Two days after Sadat’s assassination, three Air Force jets— two Jet-Stars and a C-9 Transport—touched down simultaneously at Andrews Air Force Base, in Maryland, each carrying a former President. As the three men left their planes and walked toward Marine One , the presidential helicopter that would carry them to the White House to meet with Reagan before their trip to Egypt, a question of protocol arose: Who should be the first to board? Carter was impressed when Nixon said that the man who left office most recently was the most senior member of the delegation. He waited as Carter boarded, followed by Mrs. Carter and Ford. But despite Nixon’s gesture, there was a thick tension among the passengers. Before touching down on the South Lawn, Ford made an attempt to ease the situation. “Look,” he said, “for the trip, at least, why don’t we make it just Dick, Jimmy, and Jerry?” They all agreed.

The gathering at the White House was a first. Never before had four Presidents been in the Executive mansion at one time. The normally cheery Reagan looked unusually somber when he met his three predecessors, though all managed to smile while a White House photographer captured the historic moment as they stood side by side. Carter, the most visibly uncomfortable, thought those photographs were the only reason Reagan had called them to the White House in the first place.

After a brief discussion of the coming trip, Reagan, lifting his coffee cup, toasted his predecessors: “Ordinarily, I would wish you happy landing, but you’re all Navy men, so I wish you bon voyage.” Then the President escorted them to the South Lawn, where Marine One stood waiting to take them back to Andrews to begin the first leg of their 12-hour journey. Before boarding, they flanked Reagan as he paid tribute to the man who had brought them all together. “There are moments in history,” he told the world, “when the martyrdom of a single life can symbolize all that is wrong with an age and all that is right with humanity. Anwar Sadat, a man of peace in a time of violence, understood his age. In his final moments, as he had in all his days, he stood in defiance of the enemies of peace, the enemies of humanity. The meaning of his life and the cause for which he stood will endure and triumph.”
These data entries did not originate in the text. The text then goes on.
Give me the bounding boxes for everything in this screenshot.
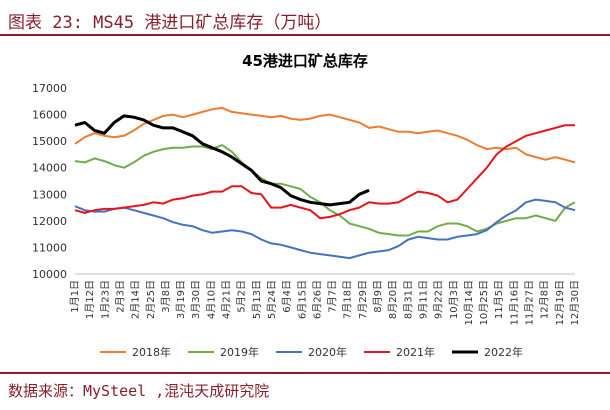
y-axis: 10000 11000 12000 13000 14000 15000 16000 17000 [32,82,67,281]
y-tick-label: 10000 [32,268,67,281]
x-tick-label: 1月12日 [84,280,96,319]
footer-divider [0,372,610,374]
x-tick-label: 8月31日 [402,280,414,319]
y-tick-label: 14000 [32,162,67,175]
source-note: 数据来源：MySteel ,混沌天成研究院 [8,382,270,400]
x-tick-label: 10月25日 [478,280,490,325]
legend-label: 2021年 [396,345,435,359]
legend-label: 2019年 [220,345,259,359]
x-tick-label: 5月13日 [251,280,263,319]
x-tick-label: 5月2日 [236,280,248,313]
chart-title: 45港进口矿总库存 [242,52,368,70]
x-tick-label: 12月19日 [554,280,566,325]
x-tick-label: 7月7日 [327,280,339,313]
x-tick-label: 10月14日 [463,280,475,325]
y-tick-label: 15000 [32,135,67,148]
x-tick-label: 9月22日 [433,280,445,319]
x-tick-label: 2月14日 [130,280,142,319]
x-tick-label: 12月30日 [569,280,581,325]
x-tick-label: 2月25日 [145,280,157,319]
x-tick-label: 11月5日 [493,280,505,319]
inventory-line-chart: 45港进口矿总库存 10000 11000 12000 13000 14000 15000… [0,36,610,370]
x-tick-label: 11月16日 [508,280,520,325]
y-tick-label: 12000 [32,215,67,228]
series-lines [74,106,576,260]
x-tick-label: 6月15日 [296,280,308,319]
y-tick-label: 11000 [32,241,67,254]
chart-container: 45港进口矿总库存 10000 11000 12000 13000 14000 15000… [0,36,610,370]
x-tick-label: 3月19日 [175,280,187,319]
series-line-2018年 [74,106,576,164]
legend-label: 2018年 [132,345,171,359]
x-tick-label: 8月9日 [372,280,384,313]
figure-header: 图表 23: MS45 港进口矿总库存（万吨） [0,0,610,36]
x-tick-label: 5月24日 [266,280,278,319]
y-tick-label: 17000 [32,82,67,95]
legend-label: 2020年 [308,345,347,359]
x-tick-label: 11月27日 [524,280,536,325]
x-tick-label: 10月3日 [448,280,460,319]
series-line-2021年 [74,124,575,220]
x-tick-label: 1月23日 [99,280,111,319]
x-tick-label: 1月1日 [69,280,81,313]
x-tick-label: 4月10日 [205,280,217,319]
x-tick-label: 7月18日 [342,280,354,319]
series-line-2020年 [74,198,576,260]
y-tick-label: 13000 [32,188,67,201]
x-tick-label: 6月26日 [311,280,323,319]
x-axis: 1月1日 1月12日 1月23日 2月3日 2月14日 2月25日 3月8日 3月19日 3月3… [69,273,581,325]
chart-background [0,36,610,370]
legend-label: 2022年 [484,345,523,359]
x-tick-label: 9月11日 [417,280,429,319]
header-divider [0,34,610,36]
series-line-2022年 [74,114,370,207]
x-tick-label: 8月20日 [387,280,399,319]
x-tick-label: 3月8日 [160,280,172,313]
x-tick-label: 2月3日 [114,280,126,313]
x-tick-label: 12月8日 [539,280,551,319]
x-tick-label: 6月4日 [281,280,293,313]
x-tick-label: 7月29日 [357,280,369,319]
x-tick-label: 4月21日 [221,280,233,319]
y-tick-label: 16000 [32,109,67,122]
figure-caption: 图表 23: MS45 港进口矿总库存（万吨） [8,13,332,33]
legend: 2018年 2019年 2020年 2021年 2022年 [100,345,523,359]
x-tick-label: 3月30日 [190,280,202,319]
As the presidential helicopter rose from the White House grounds, Nixon stared at the place they all had called home, though not as long as any of them would have wished. “I kind of like that house down there.” He smiled at his peers. “Don’t you?”

Right after the assassination attempt on Reagan, Alexander Haig famously proclaimed, “I’m in charge here,” despite the fact that Vice President Bush was alive and well and that even if he hadn’t been, Speaker of the House Tip O’Neill would have been in charge. Haig proved no less officious as the leader of this delegation. The former Presidents boarded the jet that had served all of them as Air Force One and was now employed as SAM 26000, a backup for the newer, sleeker Air Force One used by Reagan. On this trip, though, Haig took over the spacious forward cabin they had all enjoyed as President, and his staff occupied the neighboring one, which had formerly served as the private quarters for the First Ladies. Ford, Carter, and Nixon were relegated to the after section, which had once been used by the their staffs, unceremoniously “thrown in the passengers’ seats,” Mrs. Carter laughingly recalled. They were flying coach to the Middle East.

Initially they sat at two tables, each seating four, like patrons in the booths of a diner.